In yet another instance of a lack of oversight resulting in the breach of personal data, names and email addresses of about 2,000 students at the University of Hertfordshire were leaked when a bulk email addressed to all of them contained an attachment that included such details in plain text.
The leak of names and email addresses of students at the University of Hertfordshire took place when the University’s Creative Arts school sent an email addressed to a group of students, asking them to attend a lecture to be delivered by artist Harold Offeh as part of the school’s “Thinking Through Making” programme. The email was sent around 11 AM on 6th November.
“The email was not sent to all students and the incident affected a group of students in one of our schools of study. The relevant students were contacted immediately and the email was recalled.
“We are contacting all affected students with information and advice. We are carrying out an internal investigation and have informed the Information Commissioner’s Office,” the University of Hertfordshire said in a statement.
“This incident reflects how easy it is to make a simple error, such as putting email addresses in the ‘To’ as opposed to the ‘BCC’ field and all of a sudden you have a disclosable event on your hands. It’s one of those types of errors that is near impossible to solve with any form of technology,” said Javvad Malik, security awareness advocate at KnowBe4.
“The only way to address this in a reasonable manner would be to ensure all staff are fully trained and aware of correct procedures and associated security risks. To be effective, this security awareness and training should be an ongoing task so that staff remain up to speed and aware of any dangers that present themselves,” he added.
ICO has been penalising organisations for not preventing data breaches of such kind
The Information Commissioner’s Office has not taken kindly to ommissions in the past that have led to similar data breaches, especially of information belonging to sensitive and vulnerable citizens.
In July last year, the ICO fined the Independent Inquiry into Child Sexual Abuse (IICSA) £200,000 for failing to protect the identity of possible victims of child abuse after a human error compromised identities of such victims to third parties.

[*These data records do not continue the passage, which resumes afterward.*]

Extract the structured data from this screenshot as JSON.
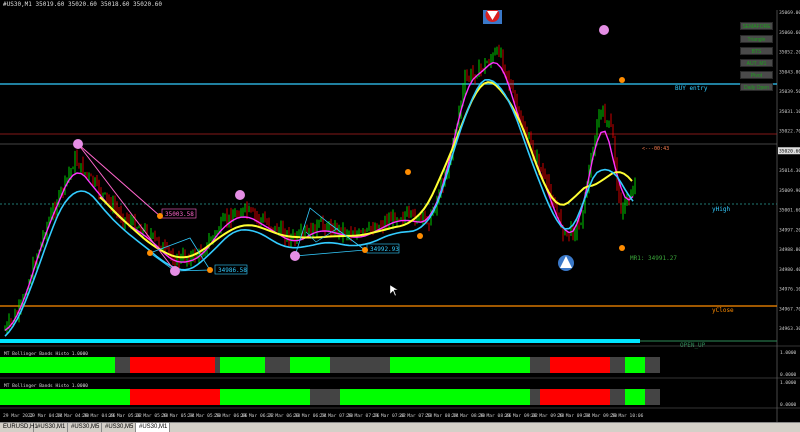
{
  "window": {
    "title": "#US30,M1  35019.60 35020.60 35018.60 35020.60"
  },
  "buttons": [
    "SEMAFORE",
    "Triangle",
    "BTS",
    "AUT_M1",
    "Pivot",
    "Daily Open"
  ],
  "labels": {
    "buy_entry": "BUY entry",
    "yhigh": "yHigh",
    "yclose": "yClose",
    "open_up": "OPEN_UP",
    "timer": "<---00:43",
    "mr": "MR1: 34991.27",
    "level_a": "35003.58",
    "level_b": "34986.58",
    "level_c": "34992.93"
  },
  "price_axis": [
    "35069.00",
    "35060.60",
    "35052.20",
    "35043.80",
    "35039.50",
    "35031.10",
    "35022.70",
    "35020.60",
    "35014.30",
    "35009.90",
    "35001.60",
    "34997.20",
    "34988.80",
    "34980.40",
    "34976.10",
    "34967.70",
    "34963.30"
  ],
  "price_highlight": "35020.60",
  "time_axis": [
    "29 Mar 2022",
    "29 Mar 04:14",
    "29 Mar 04:30",
    "29 Mar 04:46",
    "29 Mar 05:02",
    "29 Mar 05:18",
    "29 Mar 05:34",
    "29 Mar 05:50",
    "29 Mar 06:06",
    "29 Mar 06:22",
    "29 Mar 06:38",
    "29 Mar 06:54",
    "29 Mar 07:10",
    "29 Mar 07:26",
    "29 Mar 07:42",
    "29 Mar 07:58",
    "29 Mar 08:14",
    "29 Mar 08:30",
    "29 Mar 08:46",
    "29 Mar 09:02",
    "29 Mar 09:18",
    "29 Mar 09:34",
    "29 Mar 09:50",
    "29 Mar 10:06"
  ],
  "subwindows": [
    {
      "title": "MT Bollinger Bands Histo 1.0000",
      "axis": [
        "1.0000",
        "0.0000"
      ]
    },
    {
      "title": "MT Bollinger Bands Histo 1.0000",
      "axis": [
        "1.0000",
        "0.0000"
      ]
    }
  ],
  "tabs": [
    "EURUSD,H1",
    "#US30,M1",
    "#US30,M5",
    "#US30,M5",
    "#US30,M1"
  ],
  "active_tab": 4,
  "colors": {
    "up": "#00ff00",
    "down": "#ff0000",
    "ma_fast": "#ff33ff",
    "ma_mid": "#ffff33",
    "ma_slow": "#33ccff",
    "buy_line": "#33ccff",
    "yclose_line": "#ff8c00",
    "open_up": "#00ffff"
  }
}
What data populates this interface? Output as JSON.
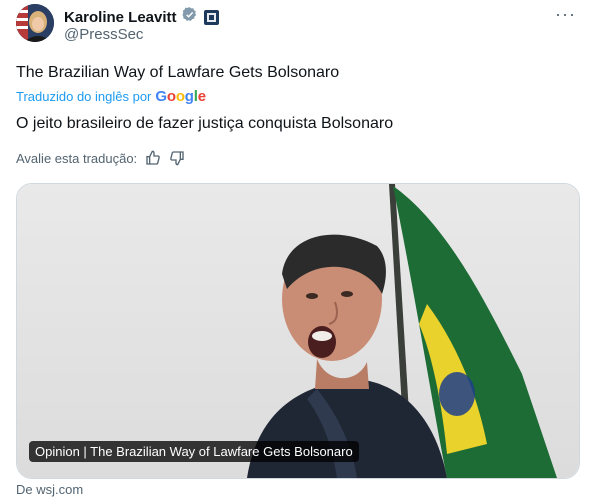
{
  "author": {
    "name": "Karoline Leavitt",
    "handle": "@PressSec"
  },
  "menu": {
    "more_glyph": "···"
  },
  "tweet": {
    "text": "The Brazilian Way of Lawfare Gets Bolsonaro",
    "translated_by_prefix": "Traduzido do inglês por",
    "google_wordmark": "Google",
    "translation": "O jeito brasileiro de fazer justiça conquista Bolsonaro",
    "rate_label": "Avalie esta tradução:"
  },
  "card": {
    "title": "Opinion | The Brazilian Way of Lawfare Gets Bolsonaro",
    "source": "De wsj.com"
  },
  "colors": {
    "accent": "#1d9bf0",
    "verified": "#829aab",
    "text_secondary": "#536471"
  },
  "icons": [
    "verified-badge-icon",
    "government-badge-icon",
    "more-icon",
    "thumbs-up-icon",
    "thumbs-down-icon"
  ]
}
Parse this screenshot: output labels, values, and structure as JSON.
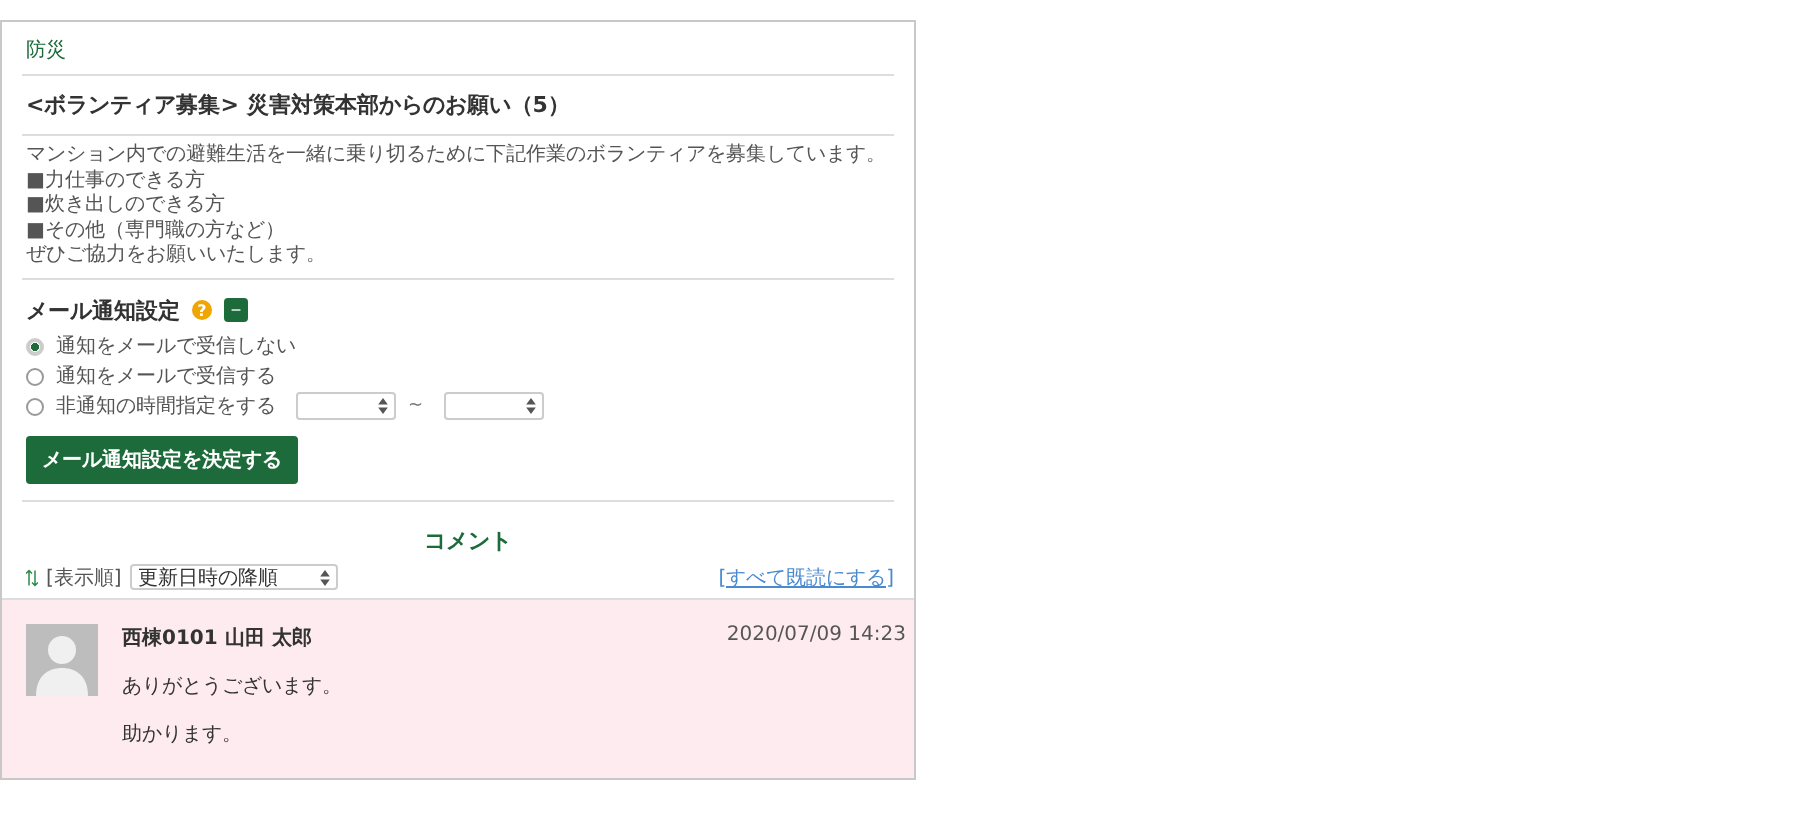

The ‘human error’ occurred in February 2017 when, instead of putting e-mail addresses of possible child abuse victims in the ‘bcc’ field, the employee erroneously pasted e-mail addresses of 90 Inquiry participants in the ‘To’ field.
Gloucestershire Police was also fined £80,000 by the ICO for failing to conceal the identity of dozens of victims of child abuse, thereby causing immense distress to the affected victims. The breach occurred on 19th December 2016 when an officer at Gloucestershire Police sent a bulk email to 56 recipients to inform them about an update on a case, but instead of putting the e-mail addresses in the ‘bcc’ field, added all the email addresses in the ‘To’ field.
Health insurance company Bupa was also fined £175,000 by the ICO in October last year for failing to prevent a massive data breach in 2017 that compromised personal information of up to 108,000 international health insurance customers.
The breach took place when a malicious employee at Bupa gained access to the company’s customer relationship management system (“SWAN”) that stored personal information of 1.5 million customers, misused his privileged access to steal data of 108,000 customers, and then put up the data for sale on the dark web marketplace AlphaBay that could be accessed via Tor.